Well, leaving the House of Music I peeped into the elegant New York Cafe, but it was impossible to find a free place and the line of waiting was so long that I decided to go directly to my next sight – the Mathias Church and the Fisherman´s Bastion. Until now I had walked around the city, but now I took a taxi, and when I arrived up the hill and came close to the truly magical beauty of the Church and Bastion overlooking the Danube with the Parliament building on the other side – hazily seen in the rain – I said to my driver: ”I hope that you will forgive me, but I think that I am going to faint.”
He laughed and I paid my 3000 HUF and climbed out into a foggy beautiful dream! Inside it was as close to heaven as you can get down here, and the men and women in the church looked serious and respectful – as easily happens when confronted with true beauty and solemnity.

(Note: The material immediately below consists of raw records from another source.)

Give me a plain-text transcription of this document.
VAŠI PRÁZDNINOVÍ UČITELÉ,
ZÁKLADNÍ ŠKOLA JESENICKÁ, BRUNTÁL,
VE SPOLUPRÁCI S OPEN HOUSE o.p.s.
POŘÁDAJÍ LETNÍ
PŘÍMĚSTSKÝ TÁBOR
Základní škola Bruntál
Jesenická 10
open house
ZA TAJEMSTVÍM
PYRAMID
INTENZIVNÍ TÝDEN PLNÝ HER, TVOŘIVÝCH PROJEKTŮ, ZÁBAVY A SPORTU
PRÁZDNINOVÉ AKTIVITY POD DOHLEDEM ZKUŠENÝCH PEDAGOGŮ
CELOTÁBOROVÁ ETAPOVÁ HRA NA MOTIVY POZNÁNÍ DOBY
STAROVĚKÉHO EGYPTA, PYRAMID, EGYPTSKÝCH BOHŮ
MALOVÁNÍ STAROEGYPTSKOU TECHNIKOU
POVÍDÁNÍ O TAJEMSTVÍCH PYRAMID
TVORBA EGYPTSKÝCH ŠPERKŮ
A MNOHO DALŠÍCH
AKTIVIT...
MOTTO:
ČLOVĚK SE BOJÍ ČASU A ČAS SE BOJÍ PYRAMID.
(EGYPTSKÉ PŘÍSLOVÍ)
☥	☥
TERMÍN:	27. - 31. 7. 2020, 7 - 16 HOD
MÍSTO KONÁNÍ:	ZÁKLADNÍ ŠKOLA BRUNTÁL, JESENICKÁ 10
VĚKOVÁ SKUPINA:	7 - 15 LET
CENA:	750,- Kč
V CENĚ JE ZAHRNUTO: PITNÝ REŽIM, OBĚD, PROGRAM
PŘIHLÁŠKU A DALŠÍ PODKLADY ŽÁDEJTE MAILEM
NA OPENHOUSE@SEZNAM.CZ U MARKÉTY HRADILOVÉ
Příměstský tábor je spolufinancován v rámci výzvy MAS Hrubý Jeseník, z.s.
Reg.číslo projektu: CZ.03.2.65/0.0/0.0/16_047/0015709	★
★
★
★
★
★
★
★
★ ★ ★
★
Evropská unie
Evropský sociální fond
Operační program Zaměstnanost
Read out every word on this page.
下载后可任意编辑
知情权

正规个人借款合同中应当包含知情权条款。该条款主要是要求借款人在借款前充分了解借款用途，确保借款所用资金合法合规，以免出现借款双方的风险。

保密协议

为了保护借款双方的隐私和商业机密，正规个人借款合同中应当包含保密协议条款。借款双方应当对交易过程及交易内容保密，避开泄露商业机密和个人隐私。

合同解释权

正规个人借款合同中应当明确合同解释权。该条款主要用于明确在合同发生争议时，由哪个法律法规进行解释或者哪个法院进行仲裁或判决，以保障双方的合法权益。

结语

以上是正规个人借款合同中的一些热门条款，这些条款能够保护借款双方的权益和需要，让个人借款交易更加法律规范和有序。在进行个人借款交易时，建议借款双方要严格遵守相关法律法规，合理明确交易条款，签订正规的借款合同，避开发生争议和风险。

After this I took myself to Ruzworms cafe which opened the same year as Beethoven died – 1827 – and I suppose that among very many also Franz Liszt was there sipping coffee and wine and smoking his cigars and talking to his friends. I had an apfelstrudel and a glass of wine, and then I took a taxi down to Jane Haining Rampart to go aboard once again the ship of the Legenda Cruises – before my last dinner in Budapest on my last day there, I decided to again make the cruise that I had done on my first night in Budapest, but this time armed with a fully charged iPhone. Now I could take photos and films. When I now look at these I can only say that the result is great! Like in a beautiful old film I watched Budapest say good bye to me, and if I can I will come back some time to re-see things that I saw this time as well as experience new things – the Buda Castle, the Puppet Theatre Babszinház, some thermal bath, the lake Balaton and small Hungarian villages.
My very last memory from the Hungarian capital was a meal in the Zsázéves restaurant in the Piarista street close to the Danube. I had a fine dinner and the four gentlemen who played Hungarian and gipsy music were excellent virtuosos. I asked the if they would play Brahms´s 5th Hungarian Dance and Monti´s Czardas, and they tore these tunes off like a whirlwind – veritable festive Fireworks which glowed and sparkled! Quite a fitting finale to my pleasant visit to Budapest I must say. Viva Hungaria!